E infine ho letto che il 1971 fu "l'anno delle interpretazioni omoerotiche dell'opera giovanile di Caravaggio": una stravaganza cui nessuno dà più credito, sembra di intendere...

Del resto molti scelgono di ignorare del tutto la questione, ritenendola completamente ininfluente ai fini della conoscenza approfondita dell'opera di Caravaggio.
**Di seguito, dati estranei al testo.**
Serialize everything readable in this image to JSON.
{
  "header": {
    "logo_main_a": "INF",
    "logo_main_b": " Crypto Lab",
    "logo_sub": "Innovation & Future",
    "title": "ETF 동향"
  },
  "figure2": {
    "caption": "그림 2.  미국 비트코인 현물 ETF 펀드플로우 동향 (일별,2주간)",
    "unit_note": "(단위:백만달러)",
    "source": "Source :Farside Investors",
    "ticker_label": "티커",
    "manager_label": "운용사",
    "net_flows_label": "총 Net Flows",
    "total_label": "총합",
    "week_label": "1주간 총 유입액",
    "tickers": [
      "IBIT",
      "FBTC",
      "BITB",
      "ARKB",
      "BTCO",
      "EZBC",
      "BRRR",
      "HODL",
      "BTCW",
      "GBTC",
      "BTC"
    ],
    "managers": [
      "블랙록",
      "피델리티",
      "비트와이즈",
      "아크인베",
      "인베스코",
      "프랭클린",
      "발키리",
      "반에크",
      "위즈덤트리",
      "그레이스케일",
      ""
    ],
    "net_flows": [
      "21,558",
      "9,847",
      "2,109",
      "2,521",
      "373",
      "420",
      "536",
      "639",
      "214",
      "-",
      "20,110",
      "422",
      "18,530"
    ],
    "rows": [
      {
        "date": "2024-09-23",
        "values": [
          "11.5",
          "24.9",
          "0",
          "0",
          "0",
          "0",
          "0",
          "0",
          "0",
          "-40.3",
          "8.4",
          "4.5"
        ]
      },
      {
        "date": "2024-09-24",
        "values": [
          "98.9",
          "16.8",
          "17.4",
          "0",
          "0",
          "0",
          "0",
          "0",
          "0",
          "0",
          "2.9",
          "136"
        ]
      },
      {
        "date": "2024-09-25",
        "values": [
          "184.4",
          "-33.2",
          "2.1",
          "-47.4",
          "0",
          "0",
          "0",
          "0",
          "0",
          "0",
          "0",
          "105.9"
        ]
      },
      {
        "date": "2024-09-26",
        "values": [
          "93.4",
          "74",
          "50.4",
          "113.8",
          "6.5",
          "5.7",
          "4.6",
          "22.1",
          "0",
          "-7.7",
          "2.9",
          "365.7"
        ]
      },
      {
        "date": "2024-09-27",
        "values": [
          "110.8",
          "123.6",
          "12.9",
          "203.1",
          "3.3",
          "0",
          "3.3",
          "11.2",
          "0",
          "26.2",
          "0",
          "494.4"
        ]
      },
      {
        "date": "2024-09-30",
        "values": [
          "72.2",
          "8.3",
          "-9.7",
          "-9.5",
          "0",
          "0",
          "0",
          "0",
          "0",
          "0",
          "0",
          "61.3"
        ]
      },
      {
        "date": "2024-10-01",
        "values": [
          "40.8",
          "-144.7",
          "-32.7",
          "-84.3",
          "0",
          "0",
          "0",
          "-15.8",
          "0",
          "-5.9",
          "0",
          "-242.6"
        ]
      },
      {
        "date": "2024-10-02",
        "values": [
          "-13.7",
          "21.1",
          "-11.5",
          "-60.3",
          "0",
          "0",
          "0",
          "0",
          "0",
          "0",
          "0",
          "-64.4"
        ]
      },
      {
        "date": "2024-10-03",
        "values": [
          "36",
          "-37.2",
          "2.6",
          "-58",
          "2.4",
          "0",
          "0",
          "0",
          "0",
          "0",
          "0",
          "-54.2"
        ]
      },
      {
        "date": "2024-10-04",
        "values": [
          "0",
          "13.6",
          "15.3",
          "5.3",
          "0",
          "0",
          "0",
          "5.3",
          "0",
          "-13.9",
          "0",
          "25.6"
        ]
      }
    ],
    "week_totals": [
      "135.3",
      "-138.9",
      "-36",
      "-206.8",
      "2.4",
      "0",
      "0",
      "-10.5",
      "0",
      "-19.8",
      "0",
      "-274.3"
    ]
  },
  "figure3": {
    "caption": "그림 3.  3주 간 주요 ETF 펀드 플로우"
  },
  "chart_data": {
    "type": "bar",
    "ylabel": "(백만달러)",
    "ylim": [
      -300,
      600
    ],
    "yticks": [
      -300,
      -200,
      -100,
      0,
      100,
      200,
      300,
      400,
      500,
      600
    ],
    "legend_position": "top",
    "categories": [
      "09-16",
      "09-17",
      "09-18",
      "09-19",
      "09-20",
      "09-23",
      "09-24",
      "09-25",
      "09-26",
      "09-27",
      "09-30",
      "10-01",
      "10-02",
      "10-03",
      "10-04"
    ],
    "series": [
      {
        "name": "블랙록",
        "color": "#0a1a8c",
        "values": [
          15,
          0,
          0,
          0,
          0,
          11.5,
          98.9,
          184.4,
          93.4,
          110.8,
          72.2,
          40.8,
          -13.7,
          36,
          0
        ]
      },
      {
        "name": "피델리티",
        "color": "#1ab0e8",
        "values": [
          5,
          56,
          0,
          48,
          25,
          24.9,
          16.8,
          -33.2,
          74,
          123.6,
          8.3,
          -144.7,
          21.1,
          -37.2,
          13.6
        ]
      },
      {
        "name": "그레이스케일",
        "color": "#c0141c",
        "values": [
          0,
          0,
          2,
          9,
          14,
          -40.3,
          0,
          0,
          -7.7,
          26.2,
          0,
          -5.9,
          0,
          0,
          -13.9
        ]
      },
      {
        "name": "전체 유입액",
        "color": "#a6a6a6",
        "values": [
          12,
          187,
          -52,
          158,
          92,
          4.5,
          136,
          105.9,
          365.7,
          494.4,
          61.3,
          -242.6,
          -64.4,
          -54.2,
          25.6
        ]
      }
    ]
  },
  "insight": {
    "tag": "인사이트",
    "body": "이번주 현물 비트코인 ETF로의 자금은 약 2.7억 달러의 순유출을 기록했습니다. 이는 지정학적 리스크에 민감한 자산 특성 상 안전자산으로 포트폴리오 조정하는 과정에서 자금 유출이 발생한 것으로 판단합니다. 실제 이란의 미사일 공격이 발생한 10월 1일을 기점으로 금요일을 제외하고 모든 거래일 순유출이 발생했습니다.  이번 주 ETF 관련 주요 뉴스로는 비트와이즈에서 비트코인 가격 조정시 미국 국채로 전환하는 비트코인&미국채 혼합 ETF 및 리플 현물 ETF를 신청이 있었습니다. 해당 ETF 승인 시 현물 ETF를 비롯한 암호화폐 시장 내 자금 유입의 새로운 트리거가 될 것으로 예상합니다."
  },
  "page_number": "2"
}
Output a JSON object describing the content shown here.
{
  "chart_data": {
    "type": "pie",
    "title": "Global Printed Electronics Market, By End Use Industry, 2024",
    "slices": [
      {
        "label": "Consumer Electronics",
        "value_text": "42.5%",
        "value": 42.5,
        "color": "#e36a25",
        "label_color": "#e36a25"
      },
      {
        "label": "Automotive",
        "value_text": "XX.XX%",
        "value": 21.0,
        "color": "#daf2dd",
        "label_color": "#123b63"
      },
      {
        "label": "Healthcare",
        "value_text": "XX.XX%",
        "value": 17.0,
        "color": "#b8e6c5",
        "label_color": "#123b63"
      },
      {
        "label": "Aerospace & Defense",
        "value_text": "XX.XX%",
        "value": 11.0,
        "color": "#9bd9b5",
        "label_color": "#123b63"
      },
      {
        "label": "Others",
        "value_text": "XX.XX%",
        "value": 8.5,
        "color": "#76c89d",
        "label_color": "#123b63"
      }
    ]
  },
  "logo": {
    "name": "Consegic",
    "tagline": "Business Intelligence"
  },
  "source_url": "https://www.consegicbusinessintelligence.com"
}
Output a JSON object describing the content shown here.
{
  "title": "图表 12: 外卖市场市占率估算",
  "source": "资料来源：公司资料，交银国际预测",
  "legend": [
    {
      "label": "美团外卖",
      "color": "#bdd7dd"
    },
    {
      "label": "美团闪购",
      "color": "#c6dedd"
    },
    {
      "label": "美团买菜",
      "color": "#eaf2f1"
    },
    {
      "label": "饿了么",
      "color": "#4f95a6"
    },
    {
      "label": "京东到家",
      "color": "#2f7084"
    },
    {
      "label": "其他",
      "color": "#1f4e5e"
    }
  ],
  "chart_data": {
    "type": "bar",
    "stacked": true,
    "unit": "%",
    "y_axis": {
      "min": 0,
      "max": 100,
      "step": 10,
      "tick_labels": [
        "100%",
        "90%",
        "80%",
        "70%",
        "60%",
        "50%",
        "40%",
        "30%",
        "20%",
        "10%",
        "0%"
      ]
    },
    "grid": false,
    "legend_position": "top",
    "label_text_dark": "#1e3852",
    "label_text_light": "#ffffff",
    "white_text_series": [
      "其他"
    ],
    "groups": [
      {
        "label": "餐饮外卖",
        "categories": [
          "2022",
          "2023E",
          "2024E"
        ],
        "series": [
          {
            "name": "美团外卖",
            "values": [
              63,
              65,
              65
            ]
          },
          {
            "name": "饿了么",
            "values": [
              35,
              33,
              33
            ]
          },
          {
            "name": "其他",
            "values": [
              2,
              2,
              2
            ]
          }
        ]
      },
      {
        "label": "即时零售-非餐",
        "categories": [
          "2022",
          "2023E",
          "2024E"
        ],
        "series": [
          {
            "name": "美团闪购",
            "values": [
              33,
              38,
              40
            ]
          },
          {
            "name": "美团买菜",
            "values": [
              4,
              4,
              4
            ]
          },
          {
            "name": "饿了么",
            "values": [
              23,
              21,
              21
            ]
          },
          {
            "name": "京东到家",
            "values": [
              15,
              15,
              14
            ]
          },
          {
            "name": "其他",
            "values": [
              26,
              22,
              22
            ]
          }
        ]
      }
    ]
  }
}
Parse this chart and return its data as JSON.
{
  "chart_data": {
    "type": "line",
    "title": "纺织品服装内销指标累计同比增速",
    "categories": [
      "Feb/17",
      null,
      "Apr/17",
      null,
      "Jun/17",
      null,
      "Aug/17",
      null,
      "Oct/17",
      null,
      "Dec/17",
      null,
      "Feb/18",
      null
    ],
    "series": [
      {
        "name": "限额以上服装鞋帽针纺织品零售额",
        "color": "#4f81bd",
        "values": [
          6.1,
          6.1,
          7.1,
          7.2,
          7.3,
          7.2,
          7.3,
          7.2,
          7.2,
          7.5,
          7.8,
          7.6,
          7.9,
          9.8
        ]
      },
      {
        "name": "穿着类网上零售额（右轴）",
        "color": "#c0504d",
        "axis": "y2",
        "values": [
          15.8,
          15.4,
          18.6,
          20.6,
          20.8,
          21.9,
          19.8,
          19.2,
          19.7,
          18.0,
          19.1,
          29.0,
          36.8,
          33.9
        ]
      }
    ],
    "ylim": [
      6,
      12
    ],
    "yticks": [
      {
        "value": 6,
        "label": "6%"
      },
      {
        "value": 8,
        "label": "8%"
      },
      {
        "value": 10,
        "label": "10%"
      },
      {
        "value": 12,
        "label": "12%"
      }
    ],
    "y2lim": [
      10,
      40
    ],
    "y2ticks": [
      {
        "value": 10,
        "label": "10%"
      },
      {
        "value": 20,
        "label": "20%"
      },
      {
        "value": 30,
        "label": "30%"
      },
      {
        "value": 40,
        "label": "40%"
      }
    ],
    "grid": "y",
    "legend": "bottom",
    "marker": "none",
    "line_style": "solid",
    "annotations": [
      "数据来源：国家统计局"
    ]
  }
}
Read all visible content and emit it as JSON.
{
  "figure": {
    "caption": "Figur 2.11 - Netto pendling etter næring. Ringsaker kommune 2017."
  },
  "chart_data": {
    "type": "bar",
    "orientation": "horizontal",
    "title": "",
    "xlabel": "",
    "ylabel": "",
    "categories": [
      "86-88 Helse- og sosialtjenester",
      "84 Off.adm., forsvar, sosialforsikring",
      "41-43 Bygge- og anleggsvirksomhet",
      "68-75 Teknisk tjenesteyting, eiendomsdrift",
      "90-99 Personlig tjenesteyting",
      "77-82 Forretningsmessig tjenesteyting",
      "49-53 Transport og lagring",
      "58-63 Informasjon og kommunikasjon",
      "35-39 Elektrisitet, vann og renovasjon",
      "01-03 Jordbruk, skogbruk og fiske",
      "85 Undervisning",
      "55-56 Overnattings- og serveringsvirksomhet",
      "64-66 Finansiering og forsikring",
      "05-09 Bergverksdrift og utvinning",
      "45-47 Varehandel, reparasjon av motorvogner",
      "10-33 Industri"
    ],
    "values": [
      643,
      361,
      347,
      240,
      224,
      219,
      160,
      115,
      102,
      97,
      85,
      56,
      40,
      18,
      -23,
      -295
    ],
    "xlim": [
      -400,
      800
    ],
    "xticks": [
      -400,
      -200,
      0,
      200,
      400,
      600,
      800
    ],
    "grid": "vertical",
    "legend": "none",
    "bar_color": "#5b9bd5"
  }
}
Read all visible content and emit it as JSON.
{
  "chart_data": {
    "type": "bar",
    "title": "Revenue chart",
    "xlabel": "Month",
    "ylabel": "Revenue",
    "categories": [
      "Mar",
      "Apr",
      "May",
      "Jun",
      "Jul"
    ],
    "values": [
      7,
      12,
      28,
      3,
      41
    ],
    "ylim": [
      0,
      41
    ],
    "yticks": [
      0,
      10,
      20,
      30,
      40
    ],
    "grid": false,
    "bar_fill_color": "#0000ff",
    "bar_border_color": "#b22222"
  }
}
Curiosa modalità, che prevede di accantonare in maniera pregiudiziale un rilevante aspetto della personalità dell'artista, pur mirando a sviscerare tutti gli altri, anche i più marginali.
In un interessante studio sulla Medusa dipinta da Caravaggio che il cardinal Del Monte donò a Ferdinando de' Medici si ricorda che i
commentatori dell'epoca sottolinearono la strabiliante forza illusionistica dell'oggetto: Caravaggio era riuscito a trasformare uno scudo convesso in un bacile in cui era depositata la testa mozzata di Medusa.
Su quello scudo non c'era una semplice immagine di un oggetto, bensì l'oggetto stesso che prorompe in tutta la sua evidenza.
E non solo la testa di Medusa, pure la Canestra di frutta della Pinacoteca Ambrosiana, altro probabile dono del cardinal Del Monte, sarebbe un'epifania, cioè un'apparizione stupefacente, di una concretezza e veridicità mai viste fino a quel momento.
Non capisco allora perché i numerosi Bacchini, Suonatori, Davidi e San Giovannini dipinti da Caravaggio più o meno negli stessi anni debbano invece essere immagini incorporee, sempre e soltanto esili figurine a sostegno di allegorie spesso assai generiche.
Ritengo invece che un ragazzo dipinto da Caravaggio abbia potuto tranquillamente portarsi a spasso un canestro pieno di simboli senza perdere un grammo della conturbante corporeità che lo contraddistingue.
E mentre i simboli sono svaniti col tempo, il giovane è rimasto lì sulla tela, conservando intatto tutto il suo potere di fascinazione.